A crowded Second Amendment pipeline and what comes next

Even before the Court added the latest major gun case, legal scholars were already describing the current term as unusually heavy on firearms disputes. A January review from the Duke Center for Firearms Law, titled SCOTUS Gun Watch, noted that “Cases We’re Watching At Conference” highlighted how “This Term is already likely to be a blockbuster for the Second Amendment.” That assessment pointed to multiple petitions challenging different aspects of gun regulation, including sensitive-place laws and restrictions tied to personal characteristics, all seeking to capitalize on the Court’s recent openness to expanding gun rights.
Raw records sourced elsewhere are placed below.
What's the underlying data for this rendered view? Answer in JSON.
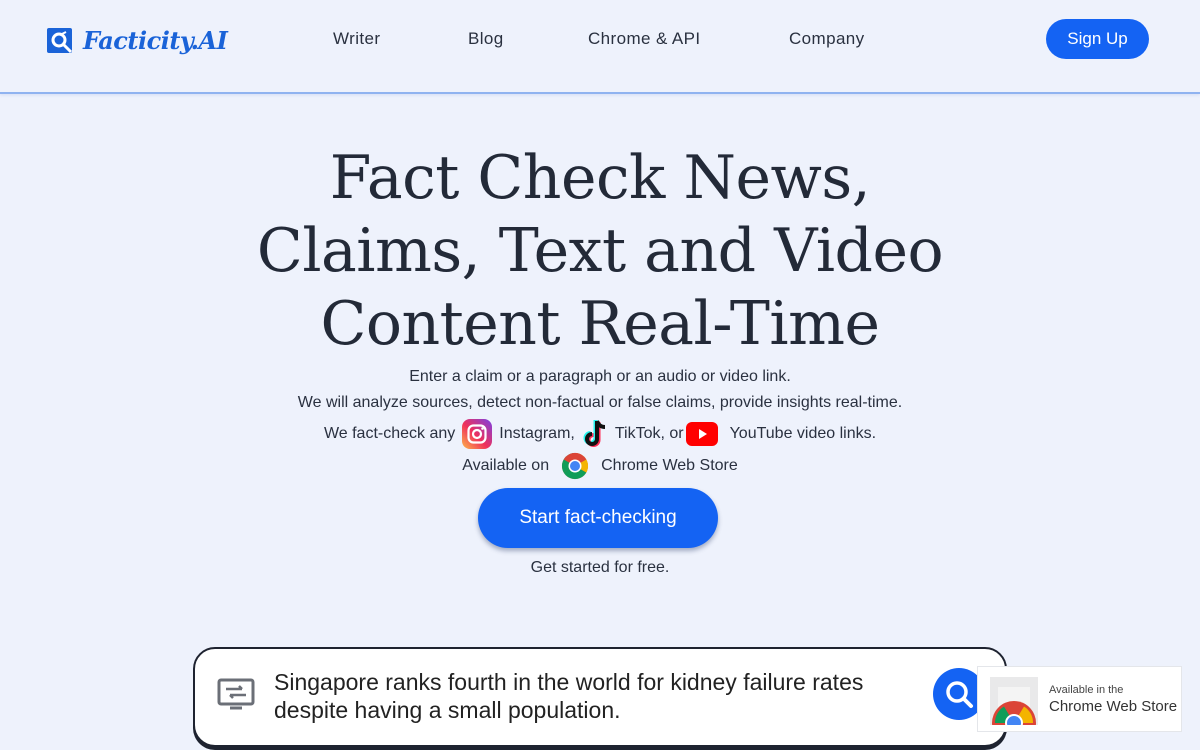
{
  "brand": {
    "name": "Facticity.AI"
  },
  "nav": {
    "links": [
      "Writer",
      "Blog",
      "Chrome & API",
      "Company"
    ],
    "signup_label": "Sign Up"
  },
  "hero": {
    "title_lines": [
      "Fact Check News,",
      "Claims, Text and Video",
      "Content Real-Time"
    ],
    "line1": "Enter a claim or a paragraph or an audio or video link.",
    "line2": "We will analyze sources, detect non-factual or false claims, provide insights real-time.",
    "platforms": {
      "prefix": "We fact-check any",
      "instagram": "Instagram,",
      "tiktok": "TikTok, or",
      "youtube": "YouTube video links."
    },
    "available": {
      "prefix": "Available on",
      "store": "Chrome Web Store"
    },
    "cta_label": "Start fact-checking",
    "cta_sub": "Get started for free."
  },
  "search": {
    "value": "Singapore ranks fourth in the world for kidney failure rates despite having a small population."
  },
  "chrome_badge": {
    "small": "Available in the",
    "big": "Chrome Web Store"
  },
  "colors": {
    "accent": "#1463f3",
    "background": "#eef2fc",
    "logo": "#1a63d8"
  }
}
At the same time, the justices have been selective about which disputes to hear. They have declined to review several challenges to bans on certain semiautomatic rifles and high-capacity magazines, leaving in place decisions that upheld those laws. One account described how the Court left intact state level “assault weapons” and magazine restrictions, while another report on an assault weapons petition stressed that The Supreme Court’s decision to decline hearing the case came after several high-profile Second Amendment rulings that already reshaped where and how people can carry guns. As new cases like the Hawaii property-carry dispute and the federal drug-user challenge move forward, the pattern suggests a Court that is eager to refine its history test in targeted areas while avoiding a sweeping ruling on every category of gun regulation at once.